Auf dem Kriegsschauplatz.

So stolz und glücklich auch Mr. George Ellington und seine Familienangehörigen wegen seiner Ernennung zum Unterstaatssekretär im Marineamt waren, Mr. Septimus Crashaw, Generalsekretär der konservativen Partei in Ashminster, teilte diese Gefühle keineswegs. Er zürnte dem Ministerpräsidenten, daß er ihm in diesem Augenblick die Last einer Nachwahl aufhalste. Und als der frischgebackene Marinelord, ein wenig geschwollen im Bewußtsein der neuen Würde, bei ihm eintrat, empfing er ihn mit Klagen und unheilvollen Prophezeiungen.

»Sie können sich auf einen verzweifelten Kampf gefaßt machen, Mr. George«, begrüßte er ihn. Denn da er das Parlamentsmitglied von dessen ersten Hosen an kannte, hatte er sich im Verkehr mit ihm einen etwas familiären Ton angewöhnt. »Sie wissen, daß wir das letztemal nur eine Mehrheit von sechzig Stimmen hatten, und das kann bei unserer Wahlordnung leicht eine Minderheit werden.
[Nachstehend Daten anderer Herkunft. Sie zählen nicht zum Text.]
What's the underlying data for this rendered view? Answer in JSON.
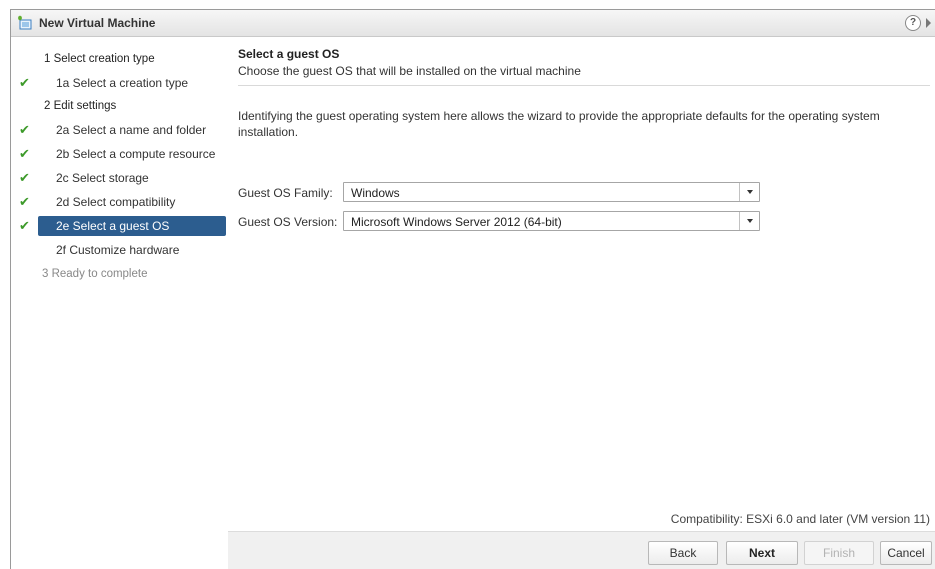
{
  "window": {
    "title": "New Virtual Machine",
    "help_glyph": "?"
  },
  "steps": [
    {
      "id": "1",
      "label": "1  Select creation type",
      "kind": "head",
      "checked": false,
      "state": "normal"
    },
    {
      "id": "1a",
      "label": "1a  Select a creation type",
      "kind": "sub",
      "checked": true,
      "state": "normal"
    },
    {
      "id": "2",
      "label": "2  Edit settings",
      "kind": "head",
      "checked": false,
      "state": "normal"
    },
    {
      "id": "2a",
      "label": "2a  Select a name and folder",
      "kind": "sub",
      "checked": true,
      "state": "normal"
    },
    {
      "id": "2b",
      "label": "2b  Select a compute resource",
      "kind": "sub",
      "checked": true,
      "state": "normal"
    },
    {
      "id": "2c",
      "label": "2c  Select storage",
      "kind": "sub",
      "checked": true,
      "state": "normal"
    },
    {
      "id": "2d",
      "label": "2d  Select compatibility",
      "kind": "sub",
      "checked": true,
      "state": "normal"
    },
    {
      "id": "2e",
      "label": "2e  Select a guest OS",
      "kind": "sub",
      "checked": true,
      "state": "selected"
    },
    {
      "id": "2f",
      "label": "2f  Customize hardware",
      "kind": "sub",
      "checked": false,
      "state": "normal"
    },
    {
      "id": "3",
      "label": "3  Ready to complete",
      "kind": "head",
      "checked": false,
      "state": "disabled"
    }
  ],
  "content": {
    "title": "Select a guest OS",
    "subtitle": "Choose the guest OS that will be installed on the virtual machine",
    "description": "Identifying the guest operating system here allows the wizard to provide the appropriate defaults for the operating system installation.",
    "family_label": "Guest OS Family:",
    "family_value": "Windows",
    "version_label": "Guest OS Version:",
    "version_value": "Microsoft Windows Server 2012 (64-bit)",
    "compatibility": "Compatibility: ESXi 6.0 and later (VM version 11)"
  },
  "footer": {
    "back": "Back",
    "next": "Next",
    "finish": "Finish",
    "cancel": "Cancel"
  },
  "colors": {
    "selected": "#2c5d8f",
    "check": "#3d9a2a"
  }
}
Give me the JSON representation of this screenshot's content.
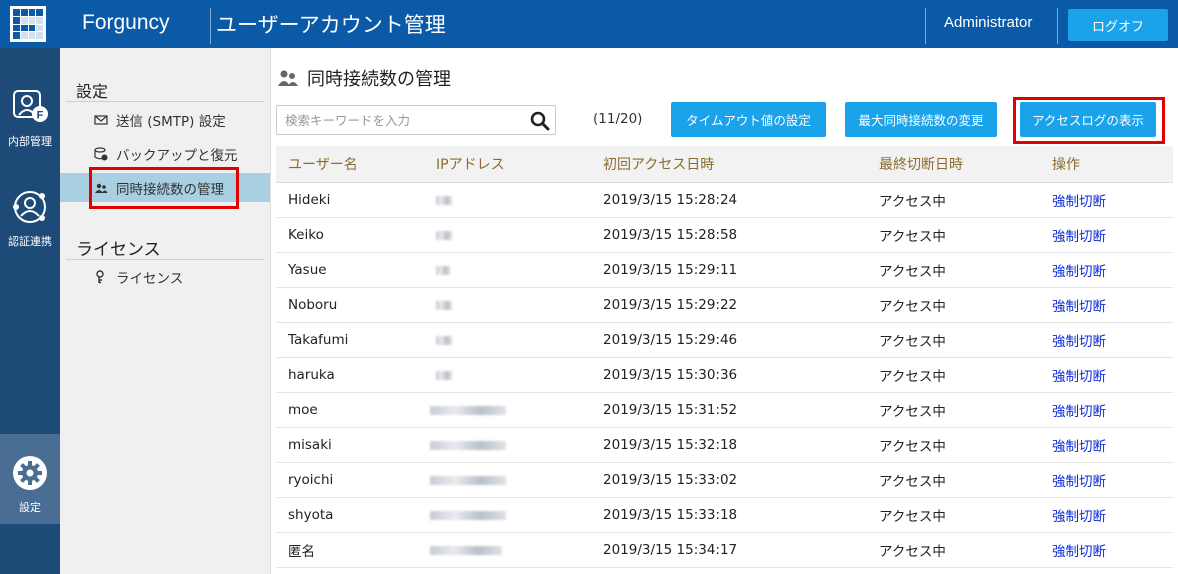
{
  "header": {
    "brand": "Forguncy",
    "title": "ユーザーアカウント管理",
    "user": "Administrator",
    "logout_label": "ログオフ"
  },
  "rail": {
    "items": [
      {
        "label": "内部管理",
        "icon": "user-card-icon"
      },
      {
        "label": "認証連携",
        "icon": "federation-icon"
      },
      {
        "label": "設定",
        "icon": "gear-icon",
        "active": true
      }
    ]
  },
  "sidebar": {
    "section1": "設定",
    "items1": [
      {
        "label": "送信 (SMTP) 設定",
        "icon": "mail-icon"
      },
      {
        "label": "バックアップと復元",
        "icon": "backup-icon"
      },
      {
        "label": "同時接続数の管理",
        "icon": "users-icon",
        "active": true
      }
    ],
    "section2": "ライセンス",
    "items2": [
      {
        "label": "ライセンス",
        "icon": "key-icon"
      }
    ]
  },
  "main": {
    "title": "同時接続数の管理",
    "search_placeholder": "検索キーワードを入力",
    "count": "(11/20)",
    "buttons": {
      "timeout": "タイムアウト値の設定",
      "max": "最大同時接続数の変更",
      "log": "アクセスログの表示"
    },
    "columns": [
      "ユーザー名",
      "IPアドレス",
      "初回アクセス日時",
      "最終切断日時",
      "操作"
    ],
    "rows": [
      {
        "user": "Hideki",
        "first": "2019/3/15 15:28:24",
        "last": "アクセス中",
        "action": "強制切断"
      },
      {
        "user": "Keiko",
        "first": "2019/3/15 15:28:58",
        "last": "アクセス中",
        "action": "強制切断"
      },
      {
        "user": "Yasue",
        "first": "2019/3/15 15:29:11",
        "last": "アクセス中",
        "action": "強制切断"
      },
      {
        "user": "Noboru",
        "first": "2019/3/15 15:29:22",
        "last": "アクセス中",
        "action": "強制切断"
      },
      {
        "user": "Takafumi",
        "first": "2019/3/15 15:29:46",
        "last": "アクセス中",
        "action": "強制切断"
      },
      {
        "user": "haruka",
        "first": "2019/3/15 15:30:36",
        "last": "アクセス中",
        "action": "強制切断"
      },
      {
        "user": "moe",
        "first": "2019/3/15 15:31:52",
        "last": "アクセス中",
        "action": "強制切断"
      },
      {
        "user": "misaki",
        "first": "2019/3/15 15:32:18",
        "last": "アクセス中",
        "action": "強制切断"
      },
      {
        "user": "ryoichi",
        "first": "2019/3/15 15:33:02",
        "last": "アクセス中",
        "action": "強制切断"
      },
      {
        "user": "shyota",
        "first": "2019/3/15 15:33:18",
        "last": "アクセス中",
        "action": "強制切断"
      },
      {
        "user": "匿名",
        "first": "2019/3/15 15:34:17",
        "last": "アクセス中",
        "action": "強制切断"
      }
    ]
  },
  "colors": {
    "header_bg": "#0a5aa8",
    "rail_bg": "#1e4a78",
    "button": "#1aa3ea",
    "highlight": "#e00000",
    "link": "#0b2bd6"
  }
}
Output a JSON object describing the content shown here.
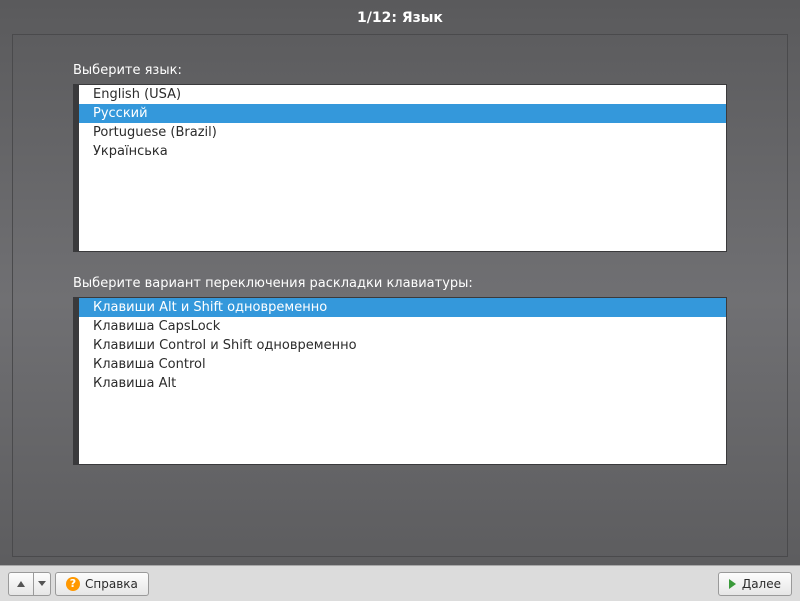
{
  "header": {
    "title": "1/12: Язык"
  },
  "language": {
    "label": "Выберите язык:",
    "items": [
      {
        "label": "English (USA)",
        "selected": false
      },
      {
        "label": "Русский",
        "selected": true
      },
      {
        "label": "Portuguese (Brazil)",
        "selected": false
      },
      {
        "label": "Українська",
        "selected": false
      }
    ]
  },
  "layout": {
    "label": "Выберите вариант переключения раскладки клавиатуры:",
    "items": [
      {
        "label": "Клавиши Alt и Shift одновременно",
        "selected": true
      },
      {
        "label": "Клавиша CapsLock",
        "selected": false
      },
      {
        "label": "Клавиши Control и Shift одновременно",
        "selected": false
      },
      {
        "label": "Клавиша Control",
        "selected": false
      },
      {
        "label": "Клавиша Alt",
        "selected": false
      }
    ]
  },
  "footer": {
    "help_label": "Справка",
    "next_label": "Далее"
  }
}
Vier Jahre ist die Regierung nun an der Macht, ihre Energie ist verbraucht. Unsere Gegner haben tüchtig gearbeitet, und in Oberst Emsworth haben sie einen guten Kandidaten. Er wird sich zur Wehr setzen.«

»Unken Sie nicht, Crashaw«, sagte der neue Unterstaatssekretär. »Ich habe Emsworth zweimal geschlagen, ich schlage ihn noch einmal. Wir müssen nur unsere Kräfte sammeln, dann gewinnen wir die Schlacht.«

Crashaw sah auf den jungen Mann, für den das Leben bisher nichts als Erfolg bedeutet hatte. Sein Vater, der millionenschwere Fabrikant, hatte George von der Geburt an für die politische Laufbahn bestimmt. Seine ganze Erziehung war nach diesem Gesichtspunkt geleitet worden. Für ihn hatte er den Wahlkreis Ashminster warmgehalten, mit dreiundzwanzig Jahren hatte George ihn bekommen. Jeder war überzeugt, daß der junge Mann vor dem dreißigsten Jahr ein Regierungsamt haben würde. Und nun stand er vor Crashaw, das Urbild eines jungen Engländers, groß, kräftig gebaut, froh im Bewußtsein seiner Stellung. Hier wehte die Luft des Erfolges.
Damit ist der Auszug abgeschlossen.